本連載「松岡功の『今週の明言』」では毎週、ICT業界のキーパーソンたちが記者会見やイベントなどで明言した言葉を幾つか取り上げ、その意味や背景などを解説している。
今回は、ラック 代表取締役社長の西本逸郎氏と、SAPジャパン バイスプレジデント エンタープライズビジネス統括本部長の平石和丸氏の発言を紹介する。
「セキュリティ対策は経営視点で見れば、事業継続のための環境適応への投資である」
(ラック 代表取締役社長の西本逸郎氏)
写真1:ラック 代表取締役社長の西本逸郎氏
ラックの西本氏は、日本マイクロソフトがセキュリティをテーマに先頃開いたオンライン記者説明会でゲストとして登壇し、両社で共同作成した「ゼロトラスト時代のSOC構築と運用ガイドライン」について紹介した中で冒頭のように述べたものである。
会見の内容については関連記事をご覧いただくとして、ここでは西本氏の冒頭の発言に注目したい。まず、企業におけるセキュリティ対策について、同氏は次のように再構築が必要だと説いた。
「これまでのセキュリティ対策は、ウイルス対策と境界防御が主流だった。すなわち、ウイルスを見つけて駆除することと、企業内部のネットワークを安全に保って外部との接触を断つというやり方だ。しかし、テレワークとクラウドの活用が常態化し、サプライチェーンを通じた攻撃も非常に脅威となりつつある中で、ウイルス対策と境界防御では、もはや対応できなくなってきている。そこでゼロトラストが喫緊の課題として浮上してきた」
「ゼロトラスト」という言葉は今やサイバーセキュリティ分野におけるバズワードとなっている。その意味は、システム環境を守る「境界」という概念を捨て去り、文字通り「全てを信頼しない」ことを前提としたセキュリティの考え方を指す。
図1:ゼロトラストセキュリティの骨子(出典:ラック)
西本氏は先述したガイドラインの中で、ゼロトラストセキュリティの骨子について、図1に示すように「端末管理とEDR(Endpoint Detection and Response)」「ID管理」「クラウド利活用と管理」「オンプレミスとネットワークセキュリティ」「統合分析基盤とCSIRT(企業内セキュリティ推進組織)」の5つに整理しているという。

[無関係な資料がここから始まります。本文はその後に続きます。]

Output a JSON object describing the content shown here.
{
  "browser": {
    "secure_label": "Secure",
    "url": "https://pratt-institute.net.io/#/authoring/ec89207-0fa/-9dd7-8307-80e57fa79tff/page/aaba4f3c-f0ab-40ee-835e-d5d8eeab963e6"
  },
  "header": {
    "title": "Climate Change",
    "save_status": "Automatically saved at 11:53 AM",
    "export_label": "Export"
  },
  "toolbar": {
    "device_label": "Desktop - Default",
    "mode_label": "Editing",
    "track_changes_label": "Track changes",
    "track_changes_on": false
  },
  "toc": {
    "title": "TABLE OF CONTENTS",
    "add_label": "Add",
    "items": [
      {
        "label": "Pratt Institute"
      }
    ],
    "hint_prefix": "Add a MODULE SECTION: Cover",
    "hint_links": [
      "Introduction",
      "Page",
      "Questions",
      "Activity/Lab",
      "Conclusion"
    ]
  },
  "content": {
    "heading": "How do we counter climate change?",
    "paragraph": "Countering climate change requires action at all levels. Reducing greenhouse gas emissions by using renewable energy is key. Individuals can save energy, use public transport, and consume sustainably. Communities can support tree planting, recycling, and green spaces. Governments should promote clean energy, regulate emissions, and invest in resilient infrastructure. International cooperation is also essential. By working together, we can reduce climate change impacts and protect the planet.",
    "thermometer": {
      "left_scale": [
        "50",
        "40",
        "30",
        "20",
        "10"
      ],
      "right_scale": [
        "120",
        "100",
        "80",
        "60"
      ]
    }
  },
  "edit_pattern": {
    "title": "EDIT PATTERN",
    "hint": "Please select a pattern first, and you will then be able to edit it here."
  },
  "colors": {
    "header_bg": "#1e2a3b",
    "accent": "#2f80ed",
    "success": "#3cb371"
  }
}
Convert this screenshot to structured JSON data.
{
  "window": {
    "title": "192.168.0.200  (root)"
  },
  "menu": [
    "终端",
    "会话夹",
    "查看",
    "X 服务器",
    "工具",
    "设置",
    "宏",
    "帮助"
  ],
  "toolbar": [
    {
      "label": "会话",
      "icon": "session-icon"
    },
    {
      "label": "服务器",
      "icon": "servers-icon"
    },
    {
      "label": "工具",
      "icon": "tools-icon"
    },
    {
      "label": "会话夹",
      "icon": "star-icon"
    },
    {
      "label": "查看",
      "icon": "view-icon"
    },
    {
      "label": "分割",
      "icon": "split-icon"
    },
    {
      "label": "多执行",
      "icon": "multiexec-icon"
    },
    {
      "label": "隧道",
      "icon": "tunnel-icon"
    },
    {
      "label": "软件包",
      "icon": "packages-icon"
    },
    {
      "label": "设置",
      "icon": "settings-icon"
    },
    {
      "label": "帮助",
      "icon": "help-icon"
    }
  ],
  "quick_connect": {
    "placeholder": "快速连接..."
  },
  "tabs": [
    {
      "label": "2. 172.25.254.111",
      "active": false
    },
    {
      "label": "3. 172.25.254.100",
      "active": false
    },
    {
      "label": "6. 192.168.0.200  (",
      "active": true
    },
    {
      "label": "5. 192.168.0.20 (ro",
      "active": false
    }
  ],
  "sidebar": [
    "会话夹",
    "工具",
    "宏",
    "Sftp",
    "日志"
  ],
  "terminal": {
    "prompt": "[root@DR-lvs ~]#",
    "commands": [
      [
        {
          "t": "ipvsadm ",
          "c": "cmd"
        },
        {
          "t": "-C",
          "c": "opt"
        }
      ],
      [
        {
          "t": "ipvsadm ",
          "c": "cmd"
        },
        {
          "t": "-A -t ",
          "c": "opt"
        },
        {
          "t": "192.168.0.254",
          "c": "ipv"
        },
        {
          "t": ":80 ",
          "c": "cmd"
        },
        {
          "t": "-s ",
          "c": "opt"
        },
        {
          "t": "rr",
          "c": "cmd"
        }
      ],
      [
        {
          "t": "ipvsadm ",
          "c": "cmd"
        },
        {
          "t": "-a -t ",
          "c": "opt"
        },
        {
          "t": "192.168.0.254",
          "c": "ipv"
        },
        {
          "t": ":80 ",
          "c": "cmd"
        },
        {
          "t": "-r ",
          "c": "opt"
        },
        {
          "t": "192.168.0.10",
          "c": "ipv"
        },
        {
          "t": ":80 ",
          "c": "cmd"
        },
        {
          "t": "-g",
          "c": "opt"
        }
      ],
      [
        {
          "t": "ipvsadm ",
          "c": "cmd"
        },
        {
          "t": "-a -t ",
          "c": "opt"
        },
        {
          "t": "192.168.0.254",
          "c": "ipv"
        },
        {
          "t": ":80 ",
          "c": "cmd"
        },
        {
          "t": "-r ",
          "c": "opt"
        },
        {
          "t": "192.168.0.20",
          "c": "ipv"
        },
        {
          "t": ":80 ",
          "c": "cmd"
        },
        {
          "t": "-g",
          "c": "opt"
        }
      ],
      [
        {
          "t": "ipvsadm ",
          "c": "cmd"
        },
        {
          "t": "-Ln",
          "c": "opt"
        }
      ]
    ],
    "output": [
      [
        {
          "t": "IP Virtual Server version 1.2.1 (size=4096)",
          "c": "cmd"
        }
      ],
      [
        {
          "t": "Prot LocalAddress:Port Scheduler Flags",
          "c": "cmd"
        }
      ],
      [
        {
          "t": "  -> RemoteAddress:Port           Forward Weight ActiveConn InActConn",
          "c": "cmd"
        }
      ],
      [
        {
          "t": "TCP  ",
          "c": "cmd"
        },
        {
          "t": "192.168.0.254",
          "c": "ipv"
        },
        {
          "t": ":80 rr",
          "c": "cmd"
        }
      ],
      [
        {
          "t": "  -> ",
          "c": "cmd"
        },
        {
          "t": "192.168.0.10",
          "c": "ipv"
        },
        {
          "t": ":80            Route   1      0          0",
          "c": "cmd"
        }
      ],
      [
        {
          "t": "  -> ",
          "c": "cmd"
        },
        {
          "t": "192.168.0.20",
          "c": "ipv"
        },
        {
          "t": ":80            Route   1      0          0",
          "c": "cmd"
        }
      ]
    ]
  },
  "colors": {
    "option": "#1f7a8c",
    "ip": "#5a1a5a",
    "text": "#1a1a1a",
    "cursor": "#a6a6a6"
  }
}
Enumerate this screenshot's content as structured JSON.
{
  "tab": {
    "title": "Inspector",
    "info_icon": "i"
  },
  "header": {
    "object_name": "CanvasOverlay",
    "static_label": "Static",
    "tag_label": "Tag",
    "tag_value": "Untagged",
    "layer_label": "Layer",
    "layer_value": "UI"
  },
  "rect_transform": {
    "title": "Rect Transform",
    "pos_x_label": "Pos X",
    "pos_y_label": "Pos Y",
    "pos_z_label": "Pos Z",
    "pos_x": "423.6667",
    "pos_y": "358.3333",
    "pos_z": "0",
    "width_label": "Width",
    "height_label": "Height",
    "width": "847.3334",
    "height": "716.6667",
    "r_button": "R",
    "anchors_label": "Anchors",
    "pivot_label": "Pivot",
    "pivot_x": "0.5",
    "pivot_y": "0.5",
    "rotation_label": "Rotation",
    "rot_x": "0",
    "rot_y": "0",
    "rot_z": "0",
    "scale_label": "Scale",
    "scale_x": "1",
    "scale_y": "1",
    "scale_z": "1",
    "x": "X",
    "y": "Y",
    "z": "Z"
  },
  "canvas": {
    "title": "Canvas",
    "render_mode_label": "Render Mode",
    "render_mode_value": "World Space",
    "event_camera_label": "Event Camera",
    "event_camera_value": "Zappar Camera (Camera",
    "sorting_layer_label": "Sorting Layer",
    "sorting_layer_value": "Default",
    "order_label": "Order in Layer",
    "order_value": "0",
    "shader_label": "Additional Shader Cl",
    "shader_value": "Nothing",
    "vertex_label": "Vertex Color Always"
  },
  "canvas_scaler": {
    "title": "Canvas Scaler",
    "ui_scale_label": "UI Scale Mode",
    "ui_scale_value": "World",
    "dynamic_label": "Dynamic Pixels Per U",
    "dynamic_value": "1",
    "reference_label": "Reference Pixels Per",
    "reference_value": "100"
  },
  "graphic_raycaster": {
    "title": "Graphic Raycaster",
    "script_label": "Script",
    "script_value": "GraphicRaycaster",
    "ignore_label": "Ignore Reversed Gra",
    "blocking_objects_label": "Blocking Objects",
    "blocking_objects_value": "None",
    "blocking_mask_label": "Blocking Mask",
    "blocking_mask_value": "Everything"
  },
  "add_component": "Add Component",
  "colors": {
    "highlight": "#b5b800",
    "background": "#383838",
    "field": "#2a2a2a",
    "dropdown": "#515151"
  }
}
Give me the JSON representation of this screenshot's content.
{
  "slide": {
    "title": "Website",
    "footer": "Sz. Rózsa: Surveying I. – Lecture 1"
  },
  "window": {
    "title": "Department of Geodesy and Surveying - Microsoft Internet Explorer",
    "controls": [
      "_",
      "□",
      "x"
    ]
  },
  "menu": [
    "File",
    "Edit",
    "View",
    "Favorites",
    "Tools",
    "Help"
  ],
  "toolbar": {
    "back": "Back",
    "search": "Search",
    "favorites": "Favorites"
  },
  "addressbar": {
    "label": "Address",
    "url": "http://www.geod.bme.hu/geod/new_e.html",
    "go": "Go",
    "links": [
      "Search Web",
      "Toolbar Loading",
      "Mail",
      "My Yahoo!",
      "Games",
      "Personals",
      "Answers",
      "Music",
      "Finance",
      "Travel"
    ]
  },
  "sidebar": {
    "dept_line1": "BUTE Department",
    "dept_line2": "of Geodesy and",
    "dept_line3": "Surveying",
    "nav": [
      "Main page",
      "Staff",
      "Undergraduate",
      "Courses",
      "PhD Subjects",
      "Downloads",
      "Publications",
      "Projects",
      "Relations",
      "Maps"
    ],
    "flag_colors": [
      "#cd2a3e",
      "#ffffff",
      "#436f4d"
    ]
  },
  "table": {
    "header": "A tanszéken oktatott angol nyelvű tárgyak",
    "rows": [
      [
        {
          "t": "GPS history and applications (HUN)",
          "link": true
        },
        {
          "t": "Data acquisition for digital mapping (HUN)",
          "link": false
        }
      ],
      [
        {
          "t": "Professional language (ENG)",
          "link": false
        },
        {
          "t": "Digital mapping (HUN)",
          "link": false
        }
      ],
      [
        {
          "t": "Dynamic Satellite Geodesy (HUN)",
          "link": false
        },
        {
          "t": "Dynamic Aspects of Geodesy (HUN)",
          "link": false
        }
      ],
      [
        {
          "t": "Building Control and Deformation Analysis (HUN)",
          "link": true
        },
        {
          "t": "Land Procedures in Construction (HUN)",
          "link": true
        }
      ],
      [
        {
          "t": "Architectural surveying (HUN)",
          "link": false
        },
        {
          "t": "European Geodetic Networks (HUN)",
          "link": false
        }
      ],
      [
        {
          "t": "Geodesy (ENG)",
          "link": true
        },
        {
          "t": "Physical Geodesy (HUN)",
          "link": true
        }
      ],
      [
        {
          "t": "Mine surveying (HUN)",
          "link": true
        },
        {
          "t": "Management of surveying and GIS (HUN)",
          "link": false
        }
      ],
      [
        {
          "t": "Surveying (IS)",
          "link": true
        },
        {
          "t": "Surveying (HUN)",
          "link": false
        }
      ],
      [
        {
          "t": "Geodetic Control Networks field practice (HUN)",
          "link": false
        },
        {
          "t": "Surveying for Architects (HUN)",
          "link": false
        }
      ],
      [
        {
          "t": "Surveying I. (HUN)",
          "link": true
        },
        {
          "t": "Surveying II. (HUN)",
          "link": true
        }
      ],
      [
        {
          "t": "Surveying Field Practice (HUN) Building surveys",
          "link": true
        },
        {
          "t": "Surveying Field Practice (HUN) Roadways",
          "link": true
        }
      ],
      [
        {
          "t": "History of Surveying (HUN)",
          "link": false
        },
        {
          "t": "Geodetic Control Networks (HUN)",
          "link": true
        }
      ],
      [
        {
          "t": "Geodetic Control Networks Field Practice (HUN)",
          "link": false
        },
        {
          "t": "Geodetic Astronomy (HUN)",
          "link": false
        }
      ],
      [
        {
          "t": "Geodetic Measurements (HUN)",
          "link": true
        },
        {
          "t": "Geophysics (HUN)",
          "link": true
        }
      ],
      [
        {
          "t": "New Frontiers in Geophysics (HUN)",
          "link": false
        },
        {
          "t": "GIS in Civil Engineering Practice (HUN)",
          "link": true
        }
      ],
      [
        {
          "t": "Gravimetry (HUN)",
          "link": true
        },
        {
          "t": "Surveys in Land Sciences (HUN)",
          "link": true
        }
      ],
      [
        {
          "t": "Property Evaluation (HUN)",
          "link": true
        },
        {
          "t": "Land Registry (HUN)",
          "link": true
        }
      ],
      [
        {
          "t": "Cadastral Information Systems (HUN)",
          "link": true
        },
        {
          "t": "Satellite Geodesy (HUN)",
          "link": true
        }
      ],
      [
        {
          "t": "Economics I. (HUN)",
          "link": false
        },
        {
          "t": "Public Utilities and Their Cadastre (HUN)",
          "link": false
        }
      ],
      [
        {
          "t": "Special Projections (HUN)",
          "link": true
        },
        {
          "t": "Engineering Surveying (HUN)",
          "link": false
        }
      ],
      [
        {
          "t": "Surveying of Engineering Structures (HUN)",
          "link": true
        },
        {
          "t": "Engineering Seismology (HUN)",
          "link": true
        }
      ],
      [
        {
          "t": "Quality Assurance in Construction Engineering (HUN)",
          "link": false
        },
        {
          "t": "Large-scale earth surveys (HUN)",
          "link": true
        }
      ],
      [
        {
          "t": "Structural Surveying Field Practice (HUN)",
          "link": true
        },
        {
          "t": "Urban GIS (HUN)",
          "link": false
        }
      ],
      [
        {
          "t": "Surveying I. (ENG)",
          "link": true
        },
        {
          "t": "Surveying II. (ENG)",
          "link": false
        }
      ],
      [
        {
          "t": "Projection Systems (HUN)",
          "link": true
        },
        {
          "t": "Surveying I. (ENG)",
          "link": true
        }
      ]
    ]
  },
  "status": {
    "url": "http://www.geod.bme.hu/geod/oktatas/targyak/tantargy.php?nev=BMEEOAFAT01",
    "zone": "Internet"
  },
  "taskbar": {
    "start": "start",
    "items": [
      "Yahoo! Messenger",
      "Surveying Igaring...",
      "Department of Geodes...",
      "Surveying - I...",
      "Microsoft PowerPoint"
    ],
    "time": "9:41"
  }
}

そして、ゼロトラストのメリットとしては、「エリアではなく一人ひとりを守ることができる」「リモートワークに対応できるので家賃などのコストを削減できる」「利便性も追求でき、IT活用レベルを深めることができる」「セキュリティ管理を細かくできる」「テレワークにてインシデント対応が可能になる」などの点を挙げた。
一方で、デメリットとしては、「EDRなど新たなセキュリティ投資が必要となる」「次から次へと、いつまでやればいいのか、意思決定者が疑心暗鬼になる」などの点を挙げた。
さらに、その他に考慮すべき事項として、「マルウェアや攻撃者に関する知見が必要になる」「対処に関する事前の取り決めや同意に関するコミットメントが重要になる」といったことも付け加えた。
そうしたことを踏まえて、西本氏が経営層に向けたメッセージとして述べたのが冒頭の発言である。セキュリティ対策はかねて事業継続の重要な要件とされてきたが、さらに環境適応とは「企業が変化していくためにも欠かせない要件」でもあると受け止めるべきだろう。そう感じたので「明言」として取り上げた次第である。